Un hélicoptère Gazelle avec des tireurs d’élite à son bord, venu du porte-hélicoptères Jeanne-d’Arc, qui croisait entre la Réunion et Djibouti, est alors intervenu, avec trois autres hélicoptères en soutien. Des tirs ont permis de détruire le moteur du véhicule des pirates, « qui se sont ensuite rendus sans trop de difficultés », selon le général Georgelin.
Les pirates capturés ont été évacués sur le Jean-Bart, « et seront remis à la justice française », a précisé le CEMA, pour qui il s’agit vraisemblablement d' »anciens pêcheurs » de la région du Puntland. Les autorités françaises ont démenti les affirmations du gouverneur de la région de Mudug, qui a affirmé que « trois cadavres ont été ramassés » après l’opération militaire héliportée.

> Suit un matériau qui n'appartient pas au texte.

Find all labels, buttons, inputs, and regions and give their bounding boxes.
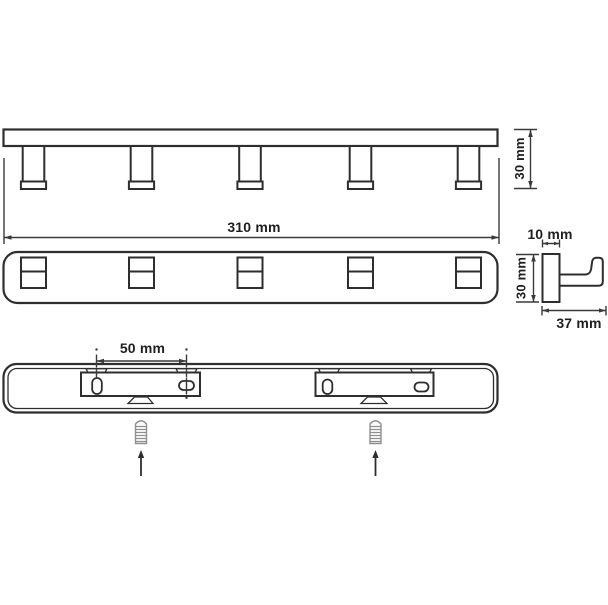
- hook-front-4: [348, 258, 373, 289]
- hook-side-5: [456, 146, 481, 189]
- hook-front-1: [21, 258, 46, 289]
- rail-side-view: [4, 130, 498, 190]
- dim-rail-height: 30 mm: [512, 130, 537, 189]
- hook-side-4: [348, 146, 373, 189]
- hook-rail-technical-drawing: 310 mm 30 mm: [0, 0, 608, 605]
- screw-left: [136, 421, 147, 444]
- dim-hook-width: 10 mm: [527, 226, 572, 248]
- rail-front-view: [4, 252, 498, 303]
- hook-side-1: [21, 146, 46, 189]
- rail-back-view: [4, 364, 498, 413]
- hook-side-2: [129, 146, 154, 189]
- arrow-up-left: [138, 450, 144, 476]
- arrow-up-right: [372, 450, 378, 476]
- dim-hook-height: 30 mm: [513, 255, 539, 303]
- hook-profile-view: [543, 254, 603, 302]
- dim-hook-depth: 37 mm: [542, 306, 606, 331]
- hook-side-3: [237, 146, 262, 189]
- hook-backplate: [543, 254, 560, 302]
- slot-vertical-right: [323, 380, 333, 395]
- hook-front-2: [129, 258, 154, 289]
- slot-vertical-left: [92, 378, 102, 394]
- hook-width-label: 10 mm: [527, 226, 572, 242]
- rail-length-label: 310 mm: [227, 219, 280, 235]
- rail-height-label: 30 mm: [512, 137, 527, 179]
- hook-depth-label: 37 mm: [556, 315, 601, 331]
- hook-front-3: [238, 258, 263, 289]
- slot-horizontal-right: [415, 383, 429, 392]
- hook-height-label: 30 mm: [513, 257, 528, 299]
- rail-bar: [4, 130, 498, 147]
- drawing-svg: 310 mm 30 mm: [0, 0, 608, 605]
- hook-arm: [560, 258, 603, 286]
- hook-front-5: [456, 258, 481, 289]
- screw-right: [370, 421, 381, 444]
- slot-spacing-label: 50 mm: [120, 340, 165, 356]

Un seul pirate a été « légèrement blessé au pied », assure-t-on de source militaire française. Ces derniers jours, ajoute-t-on, des affrontements se sont déroulés entre les pirates et un clan rival, d’où de possibles victimes. Les soldats français ne se sont livrés qu’à des « tirs de sommation et d’intimidation », a insisté le général Georgelin.
« Aucun argent public » n’a été versé aux pirates, a-t-il affirmé, tout en indiquant que « quelques sacs intéressants » avaient été récupérés. « On a récupéré une partie de la rançon qui a probablement été versée », a-t-il reconnu. La CMA-CGM s’est refusée à confirmer le versement d’argent, mais ce point ne semble pas faire de doute, l’Agence France-Presse avançant le chiffre d’environ 2 millions de dollars.
Le père d’un des otages, interrogé par Le Monde, a indiqué : « On a juste su qu’une rançon a été versée, sans savoir le montant. Jacques Saadé (président de la CMA-CGM), nous a dit : « On fera ce qu’il faut »… »
Selon ce témoin, lorsque le président Nicolas Sarkozy a reçu pour la première fois les familles des otages à l’Elysée, le 8 avril, il leur a déclaré : « On a affaire à des malfrats. Ils veulent du fric, on va le leur donner, et après, c’est mon affaire. »
La France entend utiliser l’affaire du Ponant pour engager une action contre la piraterie maritime. Un texte devrait être déposé la semaine prochaine au Conseil de sécurité des Nations unies, a indiqué Jean-David Levitte, conseiller diplomatique du président Sarkozy. Il prévoira notamment que les Etats incapables d’assurer la sécurité dans leurs eaux territoriales accepteront d’ouvrir celles-ci à toute opération de poursuite d’auteurs de piraterie maritime.